TODD WALKER, THE
coach of the Berkeley Cougars youth football program, believes that if his
athletes aren't fully divested from the street life by age 11 or 12, they are
lost. "That is when the hard head sets in," he says. "By then
they've been to, like, 30 funerals. All that death, all that violence, and no
one helps them deal with it."
Walker, who lives
in Richmond, loses a few kids every year. In 2006 Jaee Logan, 14, was shot
three times and killed a day after he led the cheer that ends every Cougars
practice. Jaee was a "house kid," a term for children rarely let
outside by their guardians, which in his case was his father and grandparents.
"When Jaee joined the program at 11, he was the rare kid who I had to make
tougher," says Walker.
Jaee was shot in
Oakland while walking to a friend's barbecue, his only crime being that his
dreadlocks looked similar to those of a boy the shooter sought. During the
gunfire, two boys with Jaee ran sideways from the source of the shots, seeking
the cover of buildings. Jaee raced up the street. "That made him an easier
target," Walker says. "He wasn't a street kid. He didn't know."
After Jaee's
murder, which remains unsolved, relatives and friends founded S.A.V.O.Y (Stop
All Violence on Youth), which promotes awareness of violence against kids. The
Terrance TK Kelly Youth Foundation, which his father runs, sponsors education
programs for kids in Richmond and neighboring towns. Before that came the
Khadafy Foundation for Non-Violence, formed by the mother of Khadafy
Washington, a football player at McClymonds High in Oakland, who was shot and
killed in 2000. That nonprofit helps families handle the aftermath of an
untimely death, such as burial costs and grief counseling.
Young athletes
die, foundations are formed, but nothing changes.
"We know we
can't stop the murders," says Marilyn Washington Harris, Khadafy's mother.
"But we still have to try to help."
WALKER TRIES BY
scaring kids. He takes them on tours of the funeral home where he works as a
mortuary specialist. He shows them the meat wagon and the embalming room.
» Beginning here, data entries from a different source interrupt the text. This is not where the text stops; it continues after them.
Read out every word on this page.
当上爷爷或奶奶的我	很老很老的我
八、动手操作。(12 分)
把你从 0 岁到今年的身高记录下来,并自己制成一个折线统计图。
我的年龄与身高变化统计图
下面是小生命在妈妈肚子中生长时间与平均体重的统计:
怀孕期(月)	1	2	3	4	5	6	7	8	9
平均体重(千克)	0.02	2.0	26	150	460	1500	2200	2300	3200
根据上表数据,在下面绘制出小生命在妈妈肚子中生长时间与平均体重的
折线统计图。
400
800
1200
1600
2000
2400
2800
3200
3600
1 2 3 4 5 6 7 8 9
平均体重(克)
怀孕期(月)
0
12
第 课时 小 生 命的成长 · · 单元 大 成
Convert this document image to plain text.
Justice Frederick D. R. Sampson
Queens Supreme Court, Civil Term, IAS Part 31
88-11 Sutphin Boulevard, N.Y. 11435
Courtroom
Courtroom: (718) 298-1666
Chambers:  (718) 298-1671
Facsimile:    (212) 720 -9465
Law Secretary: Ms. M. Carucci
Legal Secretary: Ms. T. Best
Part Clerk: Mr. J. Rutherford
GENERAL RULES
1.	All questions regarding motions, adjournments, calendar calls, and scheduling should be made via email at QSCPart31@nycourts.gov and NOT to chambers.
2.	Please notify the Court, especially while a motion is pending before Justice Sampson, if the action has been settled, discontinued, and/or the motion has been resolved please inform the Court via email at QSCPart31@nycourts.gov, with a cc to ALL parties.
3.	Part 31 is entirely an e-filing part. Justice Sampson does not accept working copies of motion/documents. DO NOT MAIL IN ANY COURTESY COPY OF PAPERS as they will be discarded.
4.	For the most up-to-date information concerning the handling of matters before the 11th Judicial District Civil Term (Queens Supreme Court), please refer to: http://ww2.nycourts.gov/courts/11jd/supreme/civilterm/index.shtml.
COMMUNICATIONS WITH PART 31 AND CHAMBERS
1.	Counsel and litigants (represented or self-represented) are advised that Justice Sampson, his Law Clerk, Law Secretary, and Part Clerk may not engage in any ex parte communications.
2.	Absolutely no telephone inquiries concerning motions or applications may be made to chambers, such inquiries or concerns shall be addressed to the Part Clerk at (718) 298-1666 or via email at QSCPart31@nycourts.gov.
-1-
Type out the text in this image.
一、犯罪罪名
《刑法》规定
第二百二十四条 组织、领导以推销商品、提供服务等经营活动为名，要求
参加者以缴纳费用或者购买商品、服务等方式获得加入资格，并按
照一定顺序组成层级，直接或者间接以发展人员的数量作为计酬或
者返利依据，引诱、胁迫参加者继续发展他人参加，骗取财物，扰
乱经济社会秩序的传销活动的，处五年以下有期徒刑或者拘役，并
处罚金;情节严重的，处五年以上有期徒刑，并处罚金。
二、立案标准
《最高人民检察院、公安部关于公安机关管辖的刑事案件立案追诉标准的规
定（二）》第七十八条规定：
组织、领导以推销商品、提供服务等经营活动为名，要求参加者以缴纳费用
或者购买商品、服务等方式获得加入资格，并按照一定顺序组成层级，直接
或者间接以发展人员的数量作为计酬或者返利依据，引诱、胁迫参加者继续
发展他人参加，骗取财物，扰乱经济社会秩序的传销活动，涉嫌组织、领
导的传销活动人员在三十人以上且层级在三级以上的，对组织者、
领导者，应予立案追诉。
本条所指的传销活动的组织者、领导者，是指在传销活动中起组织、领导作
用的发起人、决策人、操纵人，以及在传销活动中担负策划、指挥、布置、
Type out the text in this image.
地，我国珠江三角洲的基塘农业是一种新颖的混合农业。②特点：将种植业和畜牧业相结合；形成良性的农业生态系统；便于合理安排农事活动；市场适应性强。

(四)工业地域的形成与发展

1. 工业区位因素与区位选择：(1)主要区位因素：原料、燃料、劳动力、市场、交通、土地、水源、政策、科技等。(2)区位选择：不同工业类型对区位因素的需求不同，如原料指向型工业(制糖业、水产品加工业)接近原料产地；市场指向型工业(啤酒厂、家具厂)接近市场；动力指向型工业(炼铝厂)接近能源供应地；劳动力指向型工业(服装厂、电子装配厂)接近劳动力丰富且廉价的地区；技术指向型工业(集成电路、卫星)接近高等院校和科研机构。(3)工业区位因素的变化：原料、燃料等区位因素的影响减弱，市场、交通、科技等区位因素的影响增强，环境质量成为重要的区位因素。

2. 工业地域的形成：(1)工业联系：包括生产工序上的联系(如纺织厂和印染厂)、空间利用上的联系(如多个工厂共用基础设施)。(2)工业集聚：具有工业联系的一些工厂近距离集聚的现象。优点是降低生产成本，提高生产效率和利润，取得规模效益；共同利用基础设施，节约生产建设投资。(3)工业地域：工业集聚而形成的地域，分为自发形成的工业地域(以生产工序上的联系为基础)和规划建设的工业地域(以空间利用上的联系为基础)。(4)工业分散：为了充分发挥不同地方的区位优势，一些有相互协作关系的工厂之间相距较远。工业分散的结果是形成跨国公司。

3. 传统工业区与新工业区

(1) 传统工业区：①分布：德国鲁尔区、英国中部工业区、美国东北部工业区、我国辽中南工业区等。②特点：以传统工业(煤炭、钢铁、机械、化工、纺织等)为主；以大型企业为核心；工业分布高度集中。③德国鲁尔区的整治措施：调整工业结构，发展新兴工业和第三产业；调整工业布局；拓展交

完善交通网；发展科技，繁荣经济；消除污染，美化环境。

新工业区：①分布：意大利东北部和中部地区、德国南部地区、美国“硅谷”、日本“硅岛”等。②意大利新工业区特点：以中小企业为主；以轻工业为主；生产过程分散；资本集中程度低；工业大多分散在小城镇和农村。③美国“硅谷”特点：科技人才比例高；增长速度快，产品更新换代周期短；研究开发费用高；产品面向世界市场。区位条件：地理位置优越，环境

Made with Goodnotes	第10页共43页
Funerals are often showy affairs, and Walker, who also volunteers as a grief
counselor for the Khadafy Foundation, wants kids to see the hard truths about
death.
Pugh tries by
grinding every day. He has cleared practice fields of syringes and condoms
(using latex gloves provided by the city); negotiated with an Oakland gang so
it wouldn't deal drugs during his team's practice; stopped fights in bleachers
and parking lots between fathers from rival cliques; and instituted a dress
code for adults who wore such revealing clothing that it led to scuffles when
one boy commented on the body of another's mom. "We even had an issue with
nipple rings" among parents, Pugh says. "I put out a bulletin about not
wearing tight clothing and showing off your piercings."
If parents
continue to violate a team policy, their kids are suspended for a week, same as
if the players had broken a rule. "Kids want discipline, structure, and
their parents or grandparents want help, so you'd be surprised how they follow
the rules," Pugh says. "They won't [adhere] to a restraining order from
the police, but they follow our rules because playing means so much to their
kids."
Pugh has a
brother in prison for murder who grew up just as he did in city housing in West
Oakland. He doesn't presume to know why some kids make it out and others don't,
but he knows playing football makes children feel better about their lives. But
as youth violence becomes more pervasive—Pugh estimates that 20 to 30 of the
players he's coached have been murdered, mostly in the last few years—kids are
harder to help. Even Lynch, the East Bay Warriors' most famous alumnus, got
shot at in 2006, a year before being drafted in the first round. He was in
Oakland for his sister's high school graduation, and his car mistakenly was
targeted at noon by an assailant who was never caught. (Someone called Lynch's
mother 20 minutes later, apologizing for the mixup.)